We chose the topic of synthetic classical music generation mainly because it seemed intuitive to treat music, and classical music in particular, as a form of natural language. The fact that there exists a standard musical notation system also comes in our aid. Through statistical analysis we have found an even stronger resemblance to natural language, namely the existence of sentences and phrases. This was done by means of finding recurring patterns, or motifs, in the composer’s corpus of works. A listing of motifs and frequency of apparition can be found here (observe the fact that the motifs take the relative pitch of consecutive notes). Furthermore, the choice of J. S. Bach for our experiments is that the famous composer is very well documented, with a lot of his works being freely available, and last but not least, he wrote a considerable amount of solo compositions. At the time of writing, we did not focus on polyphonic music.

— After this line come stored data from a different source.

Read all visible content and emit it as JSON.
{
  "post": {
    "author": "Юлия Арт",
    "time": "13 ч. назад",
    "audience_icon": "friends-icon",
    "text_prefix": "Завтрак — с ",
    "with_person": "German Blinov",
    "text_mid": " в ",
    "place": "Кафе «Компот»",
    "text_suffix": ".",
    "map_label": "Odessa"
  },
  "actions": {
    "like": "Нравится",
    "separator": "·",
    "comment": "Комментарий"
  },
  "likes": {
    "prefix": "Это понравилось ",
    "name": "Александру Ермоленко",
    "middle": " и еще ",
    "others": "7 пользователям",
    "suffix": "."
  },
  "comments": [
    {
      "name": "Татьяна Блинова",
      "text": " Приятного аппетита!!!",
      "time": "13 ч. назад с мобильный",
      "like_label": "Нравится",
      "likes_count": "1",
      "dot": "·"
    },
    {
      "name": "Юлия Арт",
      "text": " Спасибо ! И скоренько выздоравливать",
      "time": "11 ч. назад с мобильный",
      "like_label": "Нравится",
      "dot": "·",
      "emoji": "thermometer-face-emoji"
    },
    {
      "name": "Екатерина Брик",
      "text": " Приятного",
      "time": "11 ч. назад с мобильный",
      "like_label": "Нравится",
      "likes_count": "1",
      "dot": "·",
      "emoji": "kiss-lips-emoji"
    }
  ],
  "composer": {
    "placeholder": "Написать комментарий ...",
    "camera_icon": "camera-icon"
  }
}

We have improved upon the 3-layer GRU recurrent neural network by replacing the middle layer with a bi-directional LSTM layer (BD-LSTM), aiming to take into account not only the previous sequence of musical notes, but also future ones. We obtain significantly higher validation accuracy (categorical prediction accuracy), raising the bar to little over 90%, compared to the 75% previously reported. We employ 4 distinct such networks, each having the responsibility of a single attribute: type (note, chord, rest or bar), duration, position and optional modifiers. This greatly reduces the vocabulary size for the RNN, and brings the advantage that the final composition will be grammatically sound from NoteWorthy’s perspective. An instance of such a network looks similar to:

Next we wanted a measure of how much such a composition is similar to J. S. Bach’s style. We augmented the database of partita and sonata excerpts, now containing 61 works. The entire database, in NWCTXT format is available here. In order to find this similarity metric, we treat the sequence of notes as a signal composed of discrete values and employ techniques such as piece-wise aggregate approximation (PAA) and symbolic aggregate approximation (SAX). This helps with dimensionality reduction, whilst preserving signal features. At the end, a synthetic piece is compared against the database and the longest common substring is computed. This in turn paves the way for a generative adversarial approach.